In some ways, arranging short-term financing for international trade is no different from financing purely domestic operations. In both cases, producers must finance production and inventory and then continue to finance accounts receivable before collecting any cash payments from sales. In other ways, however, the short-term financing of international sales and purchases is fundamentally different from that of strictly domestic trade.

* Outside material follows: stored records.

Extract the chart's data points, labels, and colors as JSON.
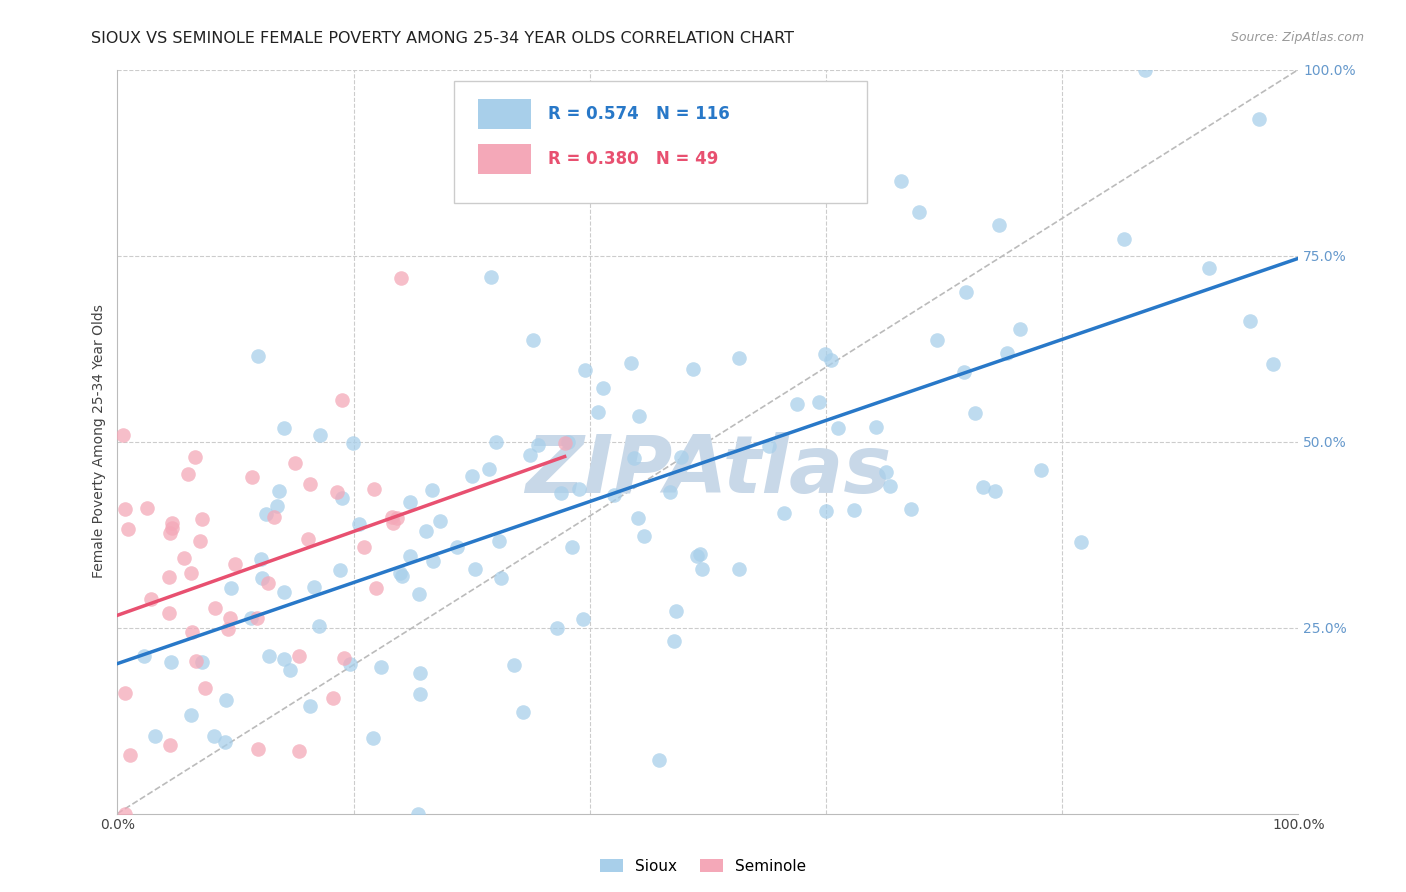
{
  "title": "SIOUX VS SEMINOLE FEMALE POVERTY AMONG 25-34 YEAR OLDS CORRELATION CHART",
  "source": "Source: ZipAtlas.com",
  "ylabel": "Female Poverty Among 25-34 Year Olds",
  "xlim": [
    0,
    1
  ],
  "ylim": [
    0,
    1
  ],
  "xticks": [
    0.0,
    0.2,
    0.4,
    0.6,
    0.8,
    1.0
  ],
  "yticks": [
    0.0,
    0.25,
    0.5,
    0.75,
    1.0
  ],
  "xticklabels": [
    "0.0%",
    "",
    "",
    "",
    "",
    "100.0%"
  ],
  "yticklabels": [
    "",
    "25.0%",
    "50.0%",
    "75.0%",
    "100.0%"
  ],
  "sioux_R": 0.574,
  "sioux_N": 116,
  "seminole_R": 0.38,
  "seminole_N": 49,
  "sioux_color": "#A8CFEA",
  "seminole_color": "#F4A8B8",
  "sioux_line_color": "#2878C8",
  "seminole_line_color": "#E85070",
  "diagonal_color": "#BBBBBB",
  "watermark": "ZIPAtlas",
  "watermark_color": "#C8D8E8",
  "background_color": "#FFFFFF",
  "grid_color": "#CCCCCC",
  "title_fontsize": 11.5,
  "axis_label_fontsize": 10,
  "tick_fontsize": 10,
  "legend_fontsize": 12,
  "right_tick_color": "#6699CC",
  "sioux_seed": 42,
  "seminole_seed": 7
}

The important difference between international and domestic transactions is that payments are often made or received in a foreign currency. Not only must a U.S. company pay the costs of doing business in the foreign exchange market, but it also is exposed to exchange rate risk. A U.S.-based company that exports goods and has accounts receivable denominated in a foreign currency faces the risk that the U.S. dollar will appreciate in value relative to the foreign currency. The risk to a U.S. importer with foreign-currency-denominated accounts payable is that the dollar will depreciate. Although exchange rate risk can often be hedged by using currency forward, futures, or options markets, doing so is costly and is not possible for all foreign currencies.
Typical international transactions are large in size and have long maturity dates. Therefore, companies that are involved in international trade generally have to finance larger dollar amounts for longer time periods than companies that operate domestically. Furthermore, because foreign companies are rarely well known in the United States, some financial institutions are reluctant to lend to U.S. exporters or importers, particularly smaller firms.
Several specialized techniques have evolved for financing international trade. Perhaps the most important financing vehicle is the letter of credit, a letter written by a company’s bank to the company’s foreign supplier, stating that the bank guarantees payment of an invoiced amount if all the underlying agreements are met. The letter of credit essentially substitutes the bank’s reputation and creditworthiness for that of its commercial customer. A U.S. exporter is more willing to sell goods to a foreign buyer if the transaction is covered by a letter of credit issued by a well-known bank in the buyer’s home country.